TaxProf Blog

Editor: Paul L. Caron, Dean
Pepperdine University School of Law

Friday, October 6, 2017

Weekly SSRN Tax Article Review And Roundup

This week, Orly Mazur (SMU) reviews a new draft article by Karen Burke (Florida), Exploiting the Medicare Tax Loophole.

Mazur (2017-2)Employment taxes comprise an important source of federal tax revenue. Traditionally, only an individual’s earned income was subject to these taxes. However, with the introduction of Section 1411, the tax law now also subjects the unearned income of high-income individuals to a 3.8% Medicare tax (“Unearned Income Medicare Contribution”). Thus, the current law attempts to subject both the earned and unearned income of high earners to the Medicare tax. Unfortunately, not all high income taxpayers pay their fair share of this tax.

Karen Burke’s new work explains the various tax planning techniques that taxpayers currently use to avoid the 3.8% Medicare tax imposed on wages and net self-employment earnings and the 3.8% Medicare tax imposed by Section 1411 on unearned income. In particular, she illustrates how high-income owner-employees can avoid contributing to Medicare financing by providing services as an active limited partner of a state law limited partnership, by conducting business operations as an owner-employee of an S corporation, or by using tiers of entities to circumvent the employment tax rules. 

Through this analysis, Burke persuasively argues that by exempting income and gains attributable to an active trade or business activity from taxation, Section 1411 enables the Medicare Tax loophole to continue to be significantly exploited.

There is no doubt that the employment tax system is in need of reform. For any reform to successfully address this type of tax manipulation, it needs to minimize the disparities in the way employment taxes apply across different business forms. Numerous proposals have been recommended in the past to address these employment-tax reduction strategies by seeking parity of tax treatment. More specifically, some proposals (e.g., see the 2005 JCT Proposal) have sought to do this by applying the self-employment tax to all active owners of a tax partnership by eliminating Section 1402(a)(13)’s anachronistic distinction between a limited partner and a general partner. Some proposals have also focused on extending this same tax treatment to owners of S-corporations. Although these proposals are an improvement over our current system, Burke recommends an alternative proposal that may be less disruptive and more effective at minimizing artificial employment tax reduction strategies by taxpayers. Namely, Burke’s proposal is to expand Section 1411 to cover all trade or business income of high-income individuals that is not already subject to employment taxes, regardless of the taxpayer’s level of activity.
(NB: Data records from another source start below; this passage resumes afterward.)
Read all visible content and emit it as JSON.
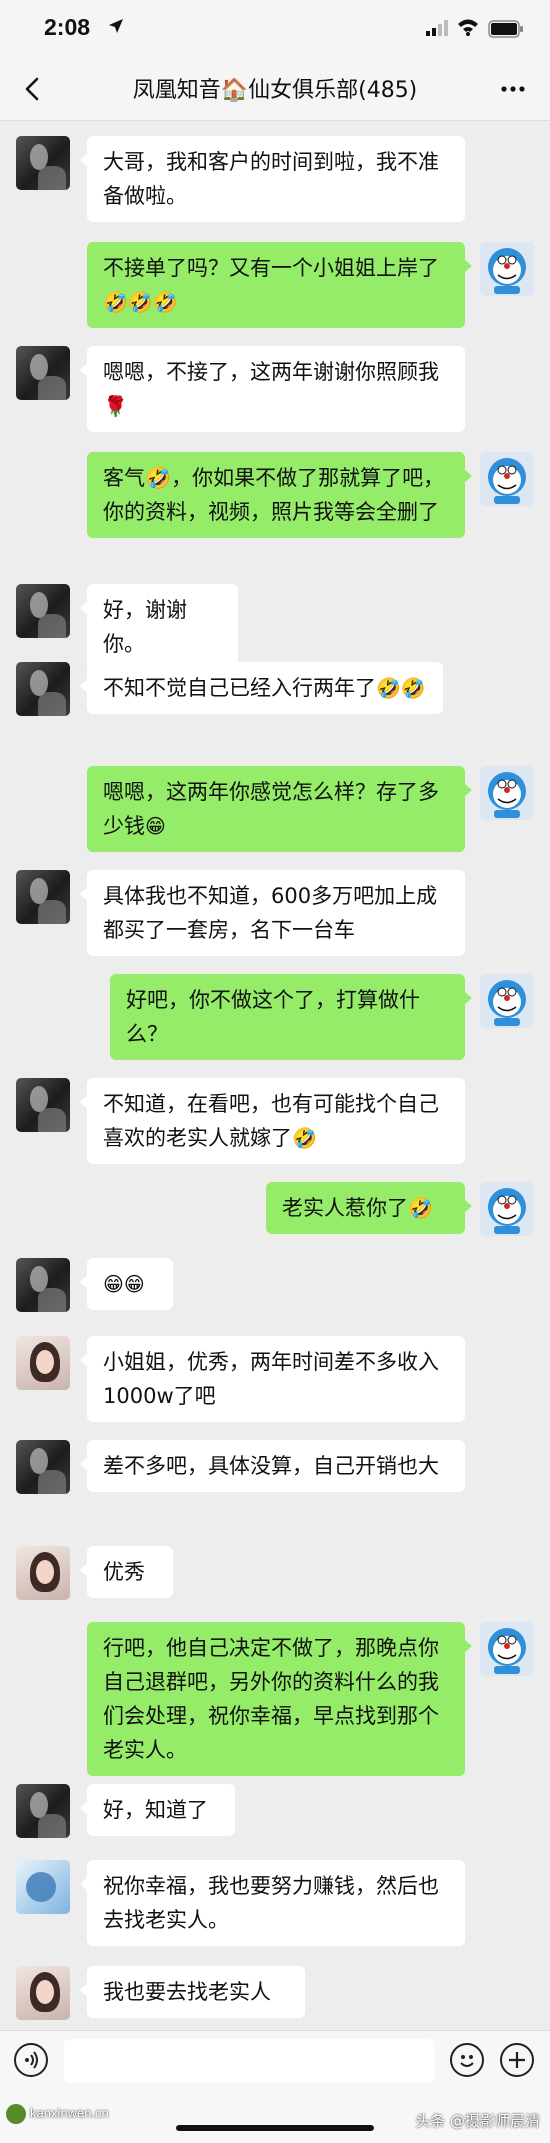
{
  "status_bar": {
    "time": "2:08"
  },
  "header": {
    "title": "凤凰知音🏠仙女俱乐部(485)"
  },
  "colors": {
    "my_bubble": "#95ec69",
    "other_bubble": "#ffffff",
    "background": "#ededed"
  },
  "messages": [
    {
      "side": "left",
      "avatar": "dark-photo",
      "text": "大哥，我和客户的时间到啦，我不准备做啦。",
      "emojis": ""
    },
    {
      "side": "right",
      "avatar": "doraemon",
      "text": "不接单了吗？又有一个小姐姐上岸了",
      "emojis": "🤣🤣🤣"
    },
    {
      "side": "left",
      "avatar": "dark-photo",
      "text": "嗯嗯，不接了，这两年谢谢你照顾我",
      "emojis": "🌹"
    },
    {
      "side": "right",
      "avatar": "doraemon",
      "text": "客气🤣，你如果不做了那就算了吧，你的资料，视频，照片我等会全删了",
      "emojis": ""
    },
    {
      "side": "left",
      "avatar": "dark-photo",
      "text": "好，谢谢你。",
      "emojis": ""
    },
    {
      "side": "left",
      "avatar": "dark-photo",
      "text": "不知不觉自己已经入行两年了",
      "emojis": "🤣🤣"
    },
    {
      "side": "right",
      "avatar": "doraemon",
      "text": "嗯嗯，这两年你感觉怎么样？存了多少钱",
      "emojis": "😁"
    },
    {
      "side": "left",
      "avatar": "dark-photo",
      "text": "具体我也不知道，600多万吧加上成都买了一套房，名下一台车",
      "emojis": ""
    },
    {
      "side": "right",
      "avatar": "doraemon",
      "text": "好吧，你不做这个了，打算做什么？",
      "emojis": ""
    },
    {
      "side": "left",
      "avatar": "dark-photo",
      "text": "不知道，在看吧，也有可能找个自己喜欢的老实人就嫁了",
      "emojis": "🤣"
    },
    {
      "side": "right",
      "avatar": "doraemon",
      "text": "老实人惹你了",
      "emojis": "🤣"
    },
    {
      "side": "left",
      "avatar": "dark-photo",
      "text": "",
      "emojis": "😁😁"
    },
    {
      "side": "left",
      "avatar": "girl-photo",
      "text": "小姐姐，优秀，两年时间差不多收入1000w了吧",
      "emojis": ""
    },
    {
      "side": "left",
      "avatar": "dark-photo",
      "text": "差不多吧，具体没算，自己开销也大",
      "emojis": ""
    },
    {
      "side": "left",
      "avatar": "girl-photo-2",
      "text": "优秀",
      "emojis": ""
    },
    {
      "side": "right",
      "avatar": "doraemon",
      "text": "行吧，他自己决定不做了，那晚点你自己退群吧，另外你的资料什么的我们会处理，祝你幸福，早点找到那个老实人。",
      "emojis": ""
    },
    {
      "side": "left",
      "avatar": "dark-photo",
      "text": "好，知道了",
      "emojis": ""
    },
    {
      "side": "left",
      "avatar": "blue-photo",
      "text": "祝你幸福，我也要努力赚钱，然后也去找老实人。",
      "emojis": ""
    },
    {
      "side": "left",
      "avatar": "girl-photo-3",
      "text": "我也要去找老实人",
      "emojis": ""
    }
  ],
  "watermarks": {
    "left": "kanxinwen.cn",
    "right": "头条 @摄影师晨清"
  }
}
In sum, with the employment tax gap steadily increasing, minimizing employment tax loopholes is critical for increasing government revenues, protecting the integrity of the employment tax base and improving the equity and fairness of the employment tax system. By introducing a new way to address the Medicare Tax loophole, Burke’s work provides a fascinating and important contribution to the ongoing discussion of Section 1411 and employment taxes, and is certain to influence the direction of future efforts. Burke’s proposal may also have important implications for efforts to address the carried interest loophole and tax planning surrounding the passive activity loss rules. It would be interesting to further explore the intentional and unintentional implications of expanding the scope of Section 1411 in this manner.